What does Jesus say? Many memorable words: Jesus speaks of a mansion with countless rooms; the way, the truth, and the life; the true vine and its branches; a love that lays down its life for its friends. Jesus’ final discourse in John’s Gospel is a beautiful tapestry with brightly colored themes woven into an elaborate masterpiece of comfort, guidance, and hope. Framed and set apart in its own display, the tapestry could be entitled “Relationships,” because this is what Jesus’ final conversation is about: Jesus’ relationships with his Father and his followers, the disciples’ relationships with God and one another, and the Creator’s relationships with his believers and the fallen world.

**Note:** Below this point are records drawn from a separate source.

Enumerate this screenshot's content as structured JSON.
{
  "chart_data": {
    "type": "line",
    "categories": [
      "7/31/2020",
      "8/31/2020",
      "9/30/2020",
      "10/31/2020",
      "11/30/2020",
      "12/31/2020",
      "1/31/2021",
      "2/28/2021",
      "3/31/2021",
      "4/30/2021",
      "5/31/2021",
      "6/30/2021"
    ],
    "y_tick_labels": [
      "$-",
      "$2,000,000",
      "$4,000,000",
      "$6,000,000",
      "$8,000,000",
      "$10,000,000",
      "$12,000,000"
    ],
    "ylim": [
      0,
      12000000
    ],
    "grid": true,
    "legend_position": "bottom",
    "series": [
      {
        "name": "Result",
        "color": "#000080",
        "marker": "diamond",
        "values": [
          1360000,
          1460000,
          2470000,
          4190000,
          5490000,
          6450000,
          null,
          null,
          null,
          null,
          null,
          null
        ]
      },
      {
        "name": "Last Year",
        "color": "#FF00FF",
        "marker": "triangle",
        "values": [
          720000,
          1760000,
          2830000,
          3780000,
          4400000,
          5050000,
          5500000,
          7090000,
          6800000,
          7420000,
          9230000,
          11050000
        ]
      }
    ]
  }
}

Many threads are woven together in repeating patterns throughout Jesus’ final conversation. One repeating theme is prayer. In fact, both of Jesus’ remaining prayers are found here within this magnificent tapestry. For us to pull these prayers out of their context would be like pulling a single thread out of its fabric. So you see, we must study these prayers within their setting. Although we do not have the space here to discuss all of John 14–17 in detail, in the next chapter we will examine four themes which are interwoven into these last two prayers: trusting, knowing intimately, living permanently, and loving unconditionally. Once we gain an understanding of these themes, we can then turn to a more meaningful examination of Jesus’ final prayers. Within each of these prayers, we will find important insights about how we should pray both for ourselves and for others.